Not only is this brownie recipe kick-butt, it will free you from the brownie box. No longer will you be unable to make brownies because you have no box of brownie mix. Also, you will be able to make brownies that can be topped with any type of accessory appropriate for any holiday. At Easter, pipe pink swirls on top and add a jelly bean. At Christmas, top with red and green M & M baking bits. At halloween, use orange and brown frinkles. Bring out your creative side or better yet, let your littles do it!

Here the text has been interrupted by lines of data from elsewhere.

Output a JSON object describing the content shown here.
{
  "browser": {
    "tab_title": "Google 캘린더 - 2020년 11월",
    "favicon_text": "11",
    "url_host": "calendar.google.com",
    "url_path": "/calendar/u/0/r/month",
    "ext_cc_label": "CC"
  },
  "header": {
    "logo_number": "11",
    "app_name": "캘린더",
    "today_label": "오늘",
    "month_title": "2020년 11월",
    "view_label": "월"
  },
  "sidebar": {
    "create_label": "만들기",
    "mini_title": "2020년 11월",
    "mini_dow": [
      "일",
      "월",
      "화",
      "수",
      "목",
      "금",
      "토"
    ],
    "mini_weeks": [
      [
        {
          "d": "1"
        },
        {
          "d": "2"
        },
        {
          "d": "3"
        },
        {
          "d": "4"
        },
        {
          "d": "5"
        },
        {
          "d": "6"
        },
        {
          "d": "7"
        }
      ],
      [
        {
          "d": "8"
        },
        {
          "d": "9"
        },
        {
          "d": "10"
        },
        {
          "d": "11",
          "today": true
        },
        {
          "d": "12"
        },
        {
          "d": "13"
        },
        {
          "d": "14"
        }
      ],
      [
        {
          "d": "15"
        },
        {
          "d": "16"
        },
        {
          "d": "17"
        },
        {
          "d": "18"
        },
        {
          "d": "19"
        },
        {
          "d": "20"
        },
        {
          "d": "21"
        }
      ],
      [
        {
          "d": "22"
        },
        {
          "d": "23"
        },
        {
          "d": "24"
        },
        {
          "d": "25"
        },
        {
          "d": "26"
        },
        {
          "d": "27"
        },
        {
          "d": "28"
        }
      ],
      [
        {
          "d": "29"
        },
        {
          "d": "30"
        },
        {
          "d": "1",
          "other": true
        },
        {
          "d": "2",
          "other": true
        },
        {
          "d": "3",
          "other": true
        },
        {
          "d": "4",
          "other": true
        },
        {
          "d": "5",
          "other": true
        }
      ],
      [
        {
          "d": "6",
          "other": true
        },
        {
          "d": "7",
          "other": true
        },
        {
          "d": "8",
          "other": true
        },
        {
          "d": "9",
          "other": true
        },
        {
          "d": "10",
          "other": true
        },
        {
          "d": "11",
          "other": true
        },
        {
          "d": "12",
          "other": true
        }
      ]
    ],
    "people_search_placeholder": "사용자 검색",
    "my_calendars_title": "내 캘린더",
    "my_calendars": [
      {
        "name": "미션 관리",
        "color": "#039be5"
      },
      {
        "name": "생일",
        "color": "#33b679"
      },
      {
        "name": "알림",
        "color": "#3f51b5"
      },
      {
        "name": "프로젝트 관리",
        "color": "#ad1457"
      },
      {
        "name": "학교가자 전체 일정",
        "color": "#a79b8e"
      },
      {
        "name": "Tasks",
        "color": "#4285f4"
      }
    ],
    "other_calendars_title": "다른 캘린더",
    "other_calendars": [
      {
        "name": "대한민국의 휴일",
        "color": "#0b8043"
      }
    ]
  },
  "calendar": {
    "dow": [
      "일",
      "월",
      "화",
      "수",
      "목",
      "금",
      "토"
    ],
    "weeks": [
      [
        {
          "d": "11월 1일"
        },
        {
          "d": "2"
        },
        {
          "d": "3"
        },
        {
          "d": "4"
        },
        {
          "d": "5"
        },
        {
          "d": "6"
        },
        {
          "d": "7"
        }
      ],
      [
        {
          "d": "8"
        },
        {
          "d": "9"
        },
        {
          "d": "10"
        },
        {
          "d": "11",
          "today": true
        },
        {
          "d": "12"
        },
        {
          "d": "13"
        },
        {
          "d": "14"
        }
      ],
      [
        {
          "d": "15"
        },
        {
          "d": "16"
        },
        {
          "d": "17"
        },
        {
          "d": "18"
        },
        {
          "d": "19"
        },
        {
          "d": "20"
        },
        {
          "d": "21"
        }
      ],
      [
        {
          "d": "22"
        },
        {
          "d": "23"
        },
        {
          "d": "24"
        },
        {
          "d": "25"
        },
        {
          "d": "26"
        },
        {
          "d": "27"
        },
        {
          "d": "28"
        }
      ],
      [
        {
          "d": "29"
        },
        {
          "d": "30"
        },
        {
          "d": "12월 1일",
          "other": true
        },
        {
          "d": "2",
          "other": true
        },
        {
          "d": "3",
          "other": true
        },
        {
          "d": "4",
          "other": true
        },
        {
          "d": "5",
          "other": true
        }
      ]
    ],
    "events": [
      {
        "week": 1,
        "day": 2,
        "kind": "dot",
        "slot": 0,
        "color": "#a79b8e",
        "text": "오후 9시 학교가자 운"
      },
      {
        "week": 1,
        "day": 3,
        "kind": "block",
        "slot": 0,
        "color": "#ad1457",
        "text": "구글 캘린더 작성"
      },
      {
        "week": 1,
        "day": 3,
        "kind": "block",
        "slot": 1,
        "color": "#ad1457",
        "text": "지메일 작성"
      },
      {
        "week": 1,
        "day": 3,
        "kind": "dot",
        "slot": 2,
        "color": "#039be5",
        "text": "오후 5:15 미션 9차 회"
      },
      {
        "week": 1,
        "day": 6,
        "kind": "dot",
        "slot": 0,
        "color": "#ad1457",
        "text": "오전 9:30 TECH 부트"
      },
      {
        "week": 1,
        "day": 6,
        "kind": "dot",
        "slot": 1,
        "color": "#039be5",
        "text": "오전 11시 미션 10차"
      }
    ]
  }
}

The recipe for the frosting is here: Peanut Butter Buttercream Fluff Icing. It is one of the most popular recipes on #fourmileridge and is guaranteed to tickle taste buds! For convenience, I’ll post the a small batch icing recipe again, here, with the brownies.
Also, feel free to add chocolate or peanut butter chips to the batter, or even nuts. When I make brownies, I like to step out of my comfort zone.
This recipe only makes a small, 8 x 8 pan of brownies, so they are perfect for those small foil pans with a lid – to take to work for a small gift, for a friend needing a chocolate fix, or go ahead and double it and make a 13 x 9, just bake about 7 minutes longer.
To make this recipe even better, don’t even fire up a mixer. The brownies come together with a minimum of effort and a large sauce pan.
Bust out of the box! These Peanut Butter Fluff-Frosted Brownies are the bomb!
Bust out of the brownie box with these super-rich, chocolate brownies iced with the best Peanut Butter Buttercream Fluff Icing ever!
- butter - 1/2 cup (one stick)
- white sugar - 1 cup
- eggs - 2
- vanilla extract - 1 tsp
- unsweetened cocoa powder - 1/3 cup
- all-purpose flour - 1/2 cup
- salt - 1/4 tsp
- baking powder - 1/4 tsp
- Small Batch Peanut Butter Buttercream Fluff Icing
- butter - 6 Tbsp
- peanut butter - 1/2 cup
- powdered sugar - 1 - 1 1/2 cups
- vanilla - 1 tsp
- heavy whipping cream - 1 - 3 Tbsp
- toppings and mix-ins (optional) - nuts, baking bits, mini-chocolate chips, sprinkles
Preheat oven to 35o degrees F. Grease and coat an 8 x 8 pan with shortening and dust with cocoa powder or spray with Baker's Joy spray (it's baking spray that has the flour included - a great time saver for folks who bake a lot).
In a large saucepan, melt 1/2 cup butter on low, being careful not to brown.
While melting, sift together, in a medium bowl, the flour, salt and baking powder. If the flour has lumps, they will not dissolve in the butter mixture.
Remove the pot from the heat and add sugar, eggs and vanilla. Then add the cocoa powder. Whisk together, then add the flour mixture and whisk together until no lumps remain. Add in any mix-ins and spread into the prepared pan.
Bake for 25 minutes - being careful not to overcook.
For the Icing:
Cream the butter and peanut butter together till smooth. Add the powdered sugar and continue beating. Icing will be thick. Add the heavy whipping cream a splash at a time, until desired consistency.
Reserve a 1/2 cup of frosting in a small bowl and add 1 - 2 Tbsp of cocoa powder. Mix in with a fork to make Chocolate Peanut Butter Buttercream Fluff Frosting. Use for piped swirls on top of each brownie.
Top with mini-chocolate chips, M & M baking chips, sprinkles or chopped nuts. Bomb-diggity-brownie!